Tackling QoS-Induced Aging in Exascale Systems through Agile Path Selection
CODES '14: Proceedings of the 2014 International Conference on Hardware/Software Codesign and System Synthesis
Association for Computing Machinery
Division of Computer and Network Systems, National Science Foundation, Division of Computing and Communication Foundations
Network-On-Chips (NoCs) have become the standard communication platform for future massively parallel systems due to their performance, flexibility and scalability advantages. However, reliability issues brought about by scaling in the sub-20nm era threaten to undermine the benefits offered by NoCs. In this paper, we showthat QoS policies exacerbate the reliability profile of an exascale system. To mitigate this imposing challenge, we propose Dynamic Wearout Resilient Routing (DWRR) algorithms in QoS-enabled exascale NoCs. Our proposal includes two novel DWRR algorithms enabled by a critical-path monitor and a broadcast-based routing configuration.
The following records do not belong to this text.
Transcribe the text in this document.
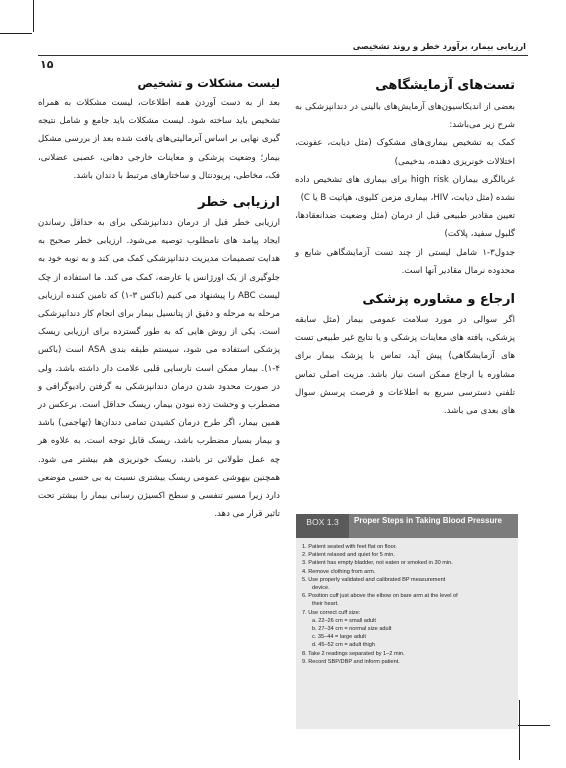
ارزیابی بیمار، برآورد خطر و روند تشخیصی
۱۵
تست‌های آزمایشگاهی

بعضی از اندیکاسیون‌های آزمایش‌های بالینی در دندانپزشکی به شرح زیر می‌باشد:

کمک به تشخیص بیماری‌های مشکوک (مثل دیابت، عفونت، اختلالات خونریزی دهنده، بدخیمی)

غربالگری بیماران high risk برای بیماری های تشخیص داده نشده (مثل دیابت، HIV، بیماری مزمن کلیوی، هپاتیت B یا C)

تعیین مقادیر طبیعی قبل از درمان (مثل وضعیت ضدانعقادها، گلبول سفید، پلاکت)

جدول۳-۱ شامل لیستی از چند تست آزمایشگاهی شایع و محدوده نرمال مقادیر آنها است.

ارجاع و مشاوره پزشکی

اگر سوالی در مورد سلامت عمومی بیمار (مثل سابقه پزشکی، یافته های معاینات پزشکی و یا نتایج غیر طبیعی تست های آزمایشگاهی) پیش آید، تماس با پزشک بیمار برای مشاوره یا ارجاع ممکن است نیاز باشد. مزیت اصلی تماس تلفنی دسترسی سریع به اطلاعات و فرصت پرسش سوال های بعدی می باشد.

لیست مشکلات و تشخیص

بعد از به دست آوردن همه اطلاعات، لیست مشکلات به همراه تشخیص باید ساخته شود. لیست مشکلات باید جامع و شامل نتیجه گیری نهایی بر اساس آنرمالیتی‌های یافت شده بعد از بررسی مشکل بیمار؛ وضعیت پزشکی و معاینات خارجی دهانی، عصبی عضلانی، فک، مخاطی، پریودنتال و ساختارهای مرتبط با دندان باشد.

ارزیابی خطر

ارزیابی خطر قبل از درمان دندانپزشکی برای به حداقل رساندن ایجاد پیامد های نامطلوب توصیه می‌شود. ارزیابی خطر صحیح به هدایت تصمیمات مدیریت دندانپزشکی کمک می کند و به نوبه خود به جلوگیری از یک اورژانس یا عارضه، کمک می کند. ما استفاده از چک لیست ABC را پیشنهاد می کنیم (باکس ۳-۱) که تامین کننده ارزیابی مرحله به مرحله و دقیق از پتانسیل بیمار برای انجام کار دندانپزشکی است. یکی از روش هایی که به طور گسترده برای ارزیابی ریسک پزشکی استفاده می شود، سیستم طبقه بندی ASA است (باکس ۴-۱). بیمار ممکن است نارسایی قلبی علامت دار داشته باشد، ولی در صورت محدود شدن درمان دندانپزشکی به گرفتن رادیوگرافی و مضطرب و وحشت زده نبودن بیمار، ریسک حداقل است. برعکس در همین بیمار، اگر طرح درمان کشیدن تمامی دندان‌ها (تهاجمی) باشد و بیمار بسیار مضطرب باشد، ریسک قابل توجه است. به علاوه هر چه عمل طولانی تر باشد، ریسک خونریزی هم بیشتر می شود. همچنین بیهوشی عمومی ریسک بیشتری نسبت به بی حسی موضعی دارد زیرا مسیر تنفسی و سطح اکسیژن رسانی بیمار را بیشتر تحت تاثیر قرار می دهد.

BOX 1.3	Proper Steps in Taking Blood Pressure
1. Patient seated with feet flat on floor.
2. Patient relaxed and quiet for 5 min.
3. Patient has empty bladder, not eaten or smoked in 30 min.
4. Remove clothing from arm.
5. Use properly validated and calibrated BP measurement
device.
6. Position cuff just above the elbow on bare arm at the level of
their heart.
7. Use correct cuff size:
a. 22–26 cm = small adult
b. 27–34 cm = normal size adult
c. 35–44 = large adult
d. 45–52 cm = adult thigh
8. Take 2 readings separated by 1–2 min.
9. Record SBP/DBP and inform patient.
Using PARSEC benchmarks, our best algorithm improves QoS and long-term sustainability (Mean Time To Failure) of the system by an average of 16% and 25% compared to a state-of-the-art fault tolerant technique, respectively. Copyright 2014 ACM.
Dean Michael Ancajas, Koushik Chakraborty, Sanghamitra Roy and Jason Allred, Tackling QoS-induced Aging in Exascale Systems through Agile Path Selection. ACM International Conference on Hardware/Software Codesign and System Synthesis (CODES-ISSS), pp. -0, October 2014, New Delhi, India.